3) Review your client base – are they spread out over a range of industries? Are they ageing overall? Younger clients in a range of industries are most appealing to buyers as this is far more valuable and reassures them of their position if in the event of an economic downturn.

4) Check the quality of your staff – do you have an excess of staff? Are your current staff performing well? What is the cost of payroll versus turnover? If you are employing new staff, make sure they are of a very high quality as this is of principal interest to the buyer. The buyer won’t want to take on too many staff as they will have to make redundancies, so review the amount you have and consider what you can do to make the sale more attractive. A payroll cost of a third of turnover is considered about right so check that this is the case for your practice.

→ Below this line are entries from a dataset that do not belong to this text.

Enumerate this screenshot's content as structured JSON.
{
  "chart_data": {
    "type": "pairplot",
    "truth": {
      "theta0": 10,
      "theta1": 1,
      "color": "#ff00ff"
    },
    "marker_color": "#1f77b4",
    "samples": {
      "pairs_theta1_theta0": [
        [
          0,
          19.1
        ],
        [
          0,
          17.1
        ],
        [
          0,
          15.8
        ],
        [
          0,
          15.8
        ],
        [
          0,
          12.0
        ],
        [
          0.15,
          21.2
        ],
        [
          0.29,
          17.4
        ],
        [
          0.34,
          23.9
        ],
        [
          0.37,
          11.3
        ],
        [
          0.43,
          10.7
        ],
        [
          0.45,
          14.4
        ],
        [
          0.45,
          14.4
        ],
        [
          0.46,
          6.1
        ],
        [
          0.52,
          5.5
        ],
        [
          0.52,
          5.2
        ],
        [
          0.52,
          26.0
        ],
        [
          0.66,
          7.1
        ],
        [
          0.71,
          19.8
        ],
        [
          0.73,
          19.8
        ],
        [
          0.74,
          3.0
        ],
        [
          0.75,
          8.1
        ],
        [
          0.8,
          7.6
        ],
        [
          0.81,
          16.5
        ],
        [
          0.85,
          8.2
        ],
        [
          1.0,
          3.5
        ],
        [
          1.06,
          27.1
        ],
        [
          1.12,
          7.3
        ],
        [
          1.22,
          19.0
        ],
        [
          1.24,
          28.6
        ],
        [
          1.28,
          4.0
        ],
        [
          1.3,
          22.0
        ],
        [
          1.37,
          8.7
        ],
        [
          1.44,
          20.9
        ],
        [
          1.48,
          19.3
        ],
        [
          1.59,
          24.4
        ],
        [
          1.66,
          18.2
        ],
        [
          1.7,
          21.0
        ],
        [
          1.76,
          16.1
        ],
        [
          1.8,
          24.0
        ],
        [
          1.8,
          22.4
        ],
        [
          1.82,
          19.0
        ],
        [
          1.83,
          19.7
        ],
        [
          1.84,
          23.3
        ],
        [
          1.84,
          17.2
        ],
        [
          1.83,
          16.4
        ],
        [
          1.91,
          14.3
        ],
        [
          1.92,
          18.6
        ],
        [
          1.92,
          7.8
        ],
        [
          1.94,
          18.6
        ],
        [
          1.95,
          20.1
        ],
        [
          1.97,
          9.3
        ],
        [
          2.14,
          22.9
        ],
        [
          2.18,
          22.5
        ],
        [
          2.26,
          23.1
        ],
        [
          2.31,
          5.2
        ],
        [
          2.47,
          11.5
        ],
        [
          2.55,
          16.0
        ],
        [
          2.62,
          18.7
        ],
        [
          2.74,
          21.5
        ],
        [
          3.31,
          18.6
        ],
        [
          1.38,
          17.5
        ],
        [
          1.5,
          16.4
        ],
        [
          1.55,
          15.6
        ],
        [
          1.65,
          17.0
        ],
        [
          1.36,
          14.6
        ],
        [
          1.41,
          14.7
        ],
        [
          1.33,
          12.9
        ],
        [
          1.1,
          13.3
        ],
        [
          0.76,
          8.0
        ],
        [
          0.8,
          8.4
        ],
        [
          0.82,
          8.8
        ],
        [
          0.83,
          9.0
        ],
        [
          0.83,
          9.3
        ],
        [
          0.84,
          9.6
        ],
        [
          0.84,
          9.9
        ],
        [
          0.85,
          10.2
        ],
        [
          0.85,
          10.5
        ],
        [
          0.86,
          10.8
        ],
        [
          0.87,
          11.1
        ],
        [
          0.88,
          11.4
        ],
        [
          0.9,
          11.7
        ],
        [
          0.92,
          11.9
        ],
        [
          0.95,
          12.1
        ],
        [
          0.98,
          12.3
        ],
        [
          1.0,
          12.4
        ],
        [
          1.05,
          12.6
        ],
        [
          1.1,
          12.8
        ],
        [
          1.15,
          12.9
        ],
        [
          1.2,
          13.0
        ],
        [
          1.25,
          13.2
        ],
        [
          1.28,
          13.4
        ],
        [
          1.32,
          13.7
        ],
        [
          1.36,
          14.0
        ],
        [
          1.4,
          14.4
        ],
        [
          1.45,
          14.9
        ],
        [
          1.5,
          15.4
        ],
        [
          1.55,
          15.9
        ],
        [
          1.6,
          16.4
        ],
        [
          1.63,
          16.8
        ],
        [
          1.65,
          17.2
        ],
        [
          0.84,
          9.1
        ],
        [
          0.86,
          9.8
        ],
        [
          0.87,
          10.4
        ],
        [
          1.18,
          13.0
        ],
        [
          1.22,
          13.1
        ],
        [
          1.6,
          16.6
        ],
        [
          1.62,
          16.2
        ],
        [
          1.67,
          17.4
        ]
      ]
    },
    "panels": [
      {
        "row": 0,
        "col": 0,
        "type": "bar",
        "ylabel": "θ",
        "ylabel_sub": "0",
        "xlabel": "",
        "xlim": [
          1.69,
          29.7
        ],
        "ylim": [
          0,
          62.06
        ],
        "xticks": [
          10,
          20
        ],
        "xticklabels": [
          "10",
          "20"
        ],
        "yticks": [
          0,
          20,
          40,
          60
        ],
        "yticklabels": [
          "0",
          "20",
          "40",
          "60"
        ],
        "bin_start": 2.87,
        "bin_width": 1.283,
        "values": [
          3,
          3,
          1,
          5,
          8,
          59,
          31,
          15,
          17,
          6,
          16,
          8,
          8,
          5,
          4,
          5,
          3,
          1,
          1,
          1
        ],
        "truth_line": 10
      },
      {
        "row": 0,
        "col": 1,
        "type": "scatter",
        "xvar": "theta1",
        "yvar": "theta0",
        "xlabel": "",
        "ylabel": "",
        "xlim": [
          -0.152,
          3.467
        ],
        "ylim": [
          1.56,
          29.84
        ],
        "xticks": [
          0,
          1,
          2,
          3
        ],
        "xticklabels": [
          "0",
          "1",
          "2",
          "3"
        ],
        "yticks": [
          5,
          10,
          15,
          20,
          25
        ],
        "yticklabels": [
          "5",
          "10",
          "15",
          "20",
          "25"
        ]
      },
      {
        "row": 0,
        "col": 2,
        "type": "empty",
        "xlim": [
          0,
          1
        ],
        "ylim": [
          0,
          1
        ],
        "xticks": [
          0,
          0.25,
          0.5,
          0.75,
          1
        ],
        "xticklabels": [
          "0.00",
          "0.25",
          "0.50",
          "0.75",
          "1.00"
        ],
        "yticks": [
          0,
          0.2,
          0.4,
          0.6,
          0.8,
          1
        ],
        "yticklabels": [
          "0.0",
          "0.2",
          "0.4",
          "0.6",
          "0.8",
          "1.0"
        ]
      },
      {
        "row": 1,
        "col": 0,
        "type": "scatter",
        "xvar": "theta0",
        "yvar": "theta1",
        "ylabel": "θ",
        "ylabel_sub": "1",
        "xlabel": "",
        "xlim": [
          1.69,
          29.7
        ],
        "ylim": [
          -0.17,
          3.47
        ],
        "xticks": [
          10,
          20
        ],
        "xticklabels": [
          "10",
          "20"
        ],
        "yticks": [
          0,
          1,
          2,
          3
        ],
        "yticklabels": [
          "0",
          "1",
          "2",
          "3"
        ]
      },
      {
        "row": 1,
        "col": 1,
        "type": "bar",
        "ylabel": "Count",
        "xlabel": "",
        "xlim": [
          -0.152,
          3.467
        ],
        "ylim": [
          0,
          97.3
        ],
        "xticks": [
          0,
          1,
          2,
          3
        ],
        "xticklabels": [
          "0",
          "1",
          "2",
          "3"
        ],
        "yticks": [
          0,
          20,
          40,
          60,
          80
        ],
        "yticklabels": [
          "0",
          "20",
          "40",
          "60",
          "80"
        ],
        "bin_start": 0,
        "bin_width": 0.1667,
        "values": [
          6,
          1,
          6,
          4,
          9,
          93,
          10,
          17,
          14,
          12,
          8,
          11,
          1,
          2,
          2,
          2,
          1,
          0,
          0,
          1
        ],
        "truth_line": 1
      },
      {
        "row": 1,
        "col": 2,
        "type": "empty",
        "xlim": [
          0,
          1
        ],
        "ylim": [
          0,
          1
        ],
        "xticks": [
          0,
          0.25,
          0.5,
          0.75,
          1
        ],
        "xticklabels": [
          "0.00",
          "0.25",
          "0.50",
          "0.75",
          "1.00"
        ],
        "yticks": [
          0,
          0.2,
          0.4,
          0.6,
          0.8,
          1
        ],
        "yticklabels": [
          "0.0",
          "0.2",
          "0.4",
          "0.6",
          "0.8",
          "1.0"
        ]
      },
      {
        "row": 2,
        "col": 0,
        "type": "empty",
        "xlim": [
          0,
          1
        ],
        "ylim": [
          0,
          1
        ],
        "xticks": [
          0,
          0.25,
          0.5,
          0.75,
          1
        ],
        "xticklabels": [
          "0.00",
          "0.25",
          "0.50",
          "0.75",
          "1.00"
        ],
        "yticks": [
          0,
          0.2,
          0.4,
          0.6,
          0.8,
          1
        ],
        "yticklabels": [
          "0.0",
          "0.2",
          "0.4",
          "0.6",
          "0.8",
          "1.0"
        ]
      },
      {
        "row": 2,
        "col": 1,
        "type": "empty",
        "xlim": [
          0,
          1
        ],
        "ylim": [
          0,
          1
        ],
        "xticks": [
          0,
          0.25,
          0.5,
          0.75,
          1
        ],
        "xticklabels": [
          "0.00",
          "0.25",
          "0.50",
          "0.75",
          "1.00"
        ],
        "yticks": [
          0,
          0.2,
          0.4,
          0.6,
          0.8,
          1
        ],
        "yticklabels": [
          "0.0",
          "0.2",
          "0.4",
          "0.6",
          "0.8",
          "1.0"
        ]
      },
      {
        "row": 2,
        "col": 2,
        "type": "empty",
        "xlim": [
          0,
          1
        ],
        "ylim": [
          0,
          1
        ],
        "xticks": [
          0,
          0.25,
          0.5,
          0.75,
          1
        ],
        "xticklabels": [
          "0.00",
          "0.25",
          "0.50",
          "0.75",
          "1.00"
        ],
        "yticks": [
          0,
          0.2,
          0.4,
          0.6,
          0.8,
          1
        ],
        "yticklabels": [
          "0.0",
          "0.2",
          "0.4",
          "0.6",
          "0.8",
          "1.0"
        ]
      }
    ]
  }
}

5) Do your research – is selling the best option for you, your client, your staff, and your firm? Look at all of your options and seek the advice of a reputable broker who specialises in accounting.

6) Decide how you will approach your sale – think about what is the best deal for you and work with a broker throughout the selling process so that they can negotiate a deal as close to your ideal as possible.  

Selling an accountancy practice is complex

Buyers will only pay what they think your accountancy practice is worth, so it is down to you as the seller to do everything that you can to increase your value and make the deal all the more attractive.

To get the best price when selling, ensure that the quality of your fees is high, you have an easily transferrable record, you have good client relationships, you have a potential for growth, and you guarantee an effective handover.

All these influencing factors will ensure that you then have a bottom line payout.